FISH OIL PILL DOESN'T HELP HEART ILLS
Looks like a fish oil pill a day won't keep the doctor away.
Scientists who reviewed data from about 68,000 patients gathered in 20 trials over the past 24 years found that men and women taking fish oil supplements didn't lower their risk for a bevy of ills including heart attacks, strokes and death.
Diverging recommendations about the benefits of fish-oil supplements, which contain omega-3 polyunsaturated fatty acids, can "cause confusion in everyday clinical practice about whether to use these agents for cardiovascular protection," Moses Elisaf and his colleagues from the University of Ioannina in Greece wrote in the study.

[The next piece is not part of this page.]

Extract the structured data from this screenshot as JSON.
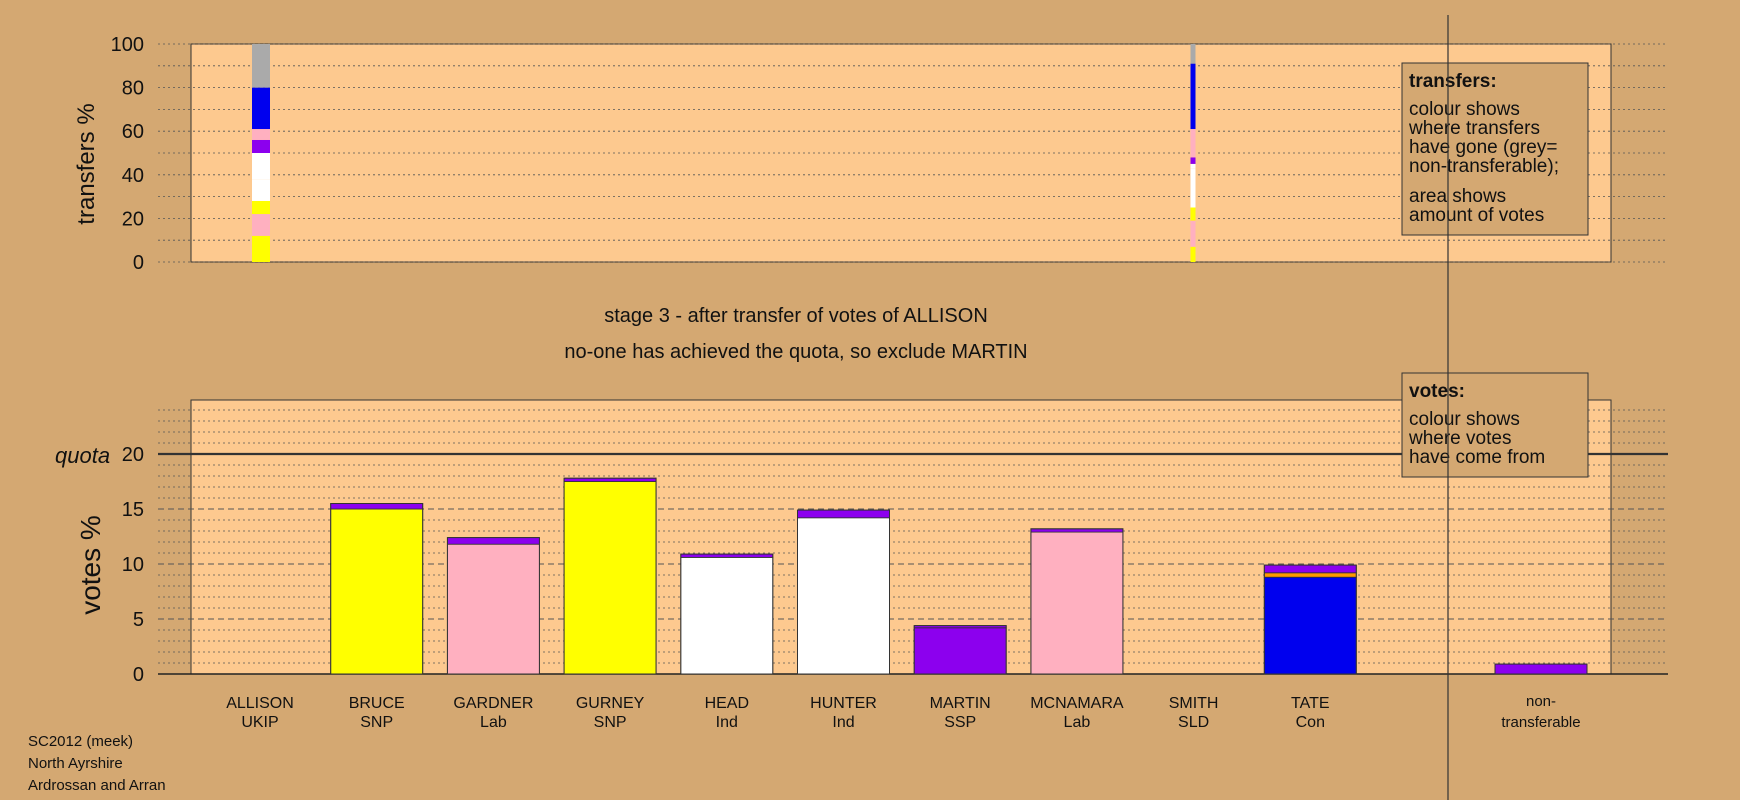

The scientists concluded that the use of fish-oil pills is unnecessary to ward off heart disease, a finding that contradicts other studies that said the supplements were beneficial.
The paper, published in the Journal of the American Medical Association, belongs to a form of research known as a meta-analysis, which evaluates data from previous investigations without doing new clinical work.
HIGH-DOSE VITAMIN D SPEEDS TB RECOVERY
High doses of vitamin D speed the recovery of tuberculosis patients, according to a new study.
The inspiration for testing the idea, scientists from Queen Mary University of London and other British hospitals said, was that 19th-century tuberculosis patients were sent to the mountains to lie in the sun. Ultraviolet B rays in sunshine convert cholesterol in the skin into vitamin D.
In the decades before antibiotics, doctors knew that TB patients sometimes recovered, or at least lived longer, at high altitudes.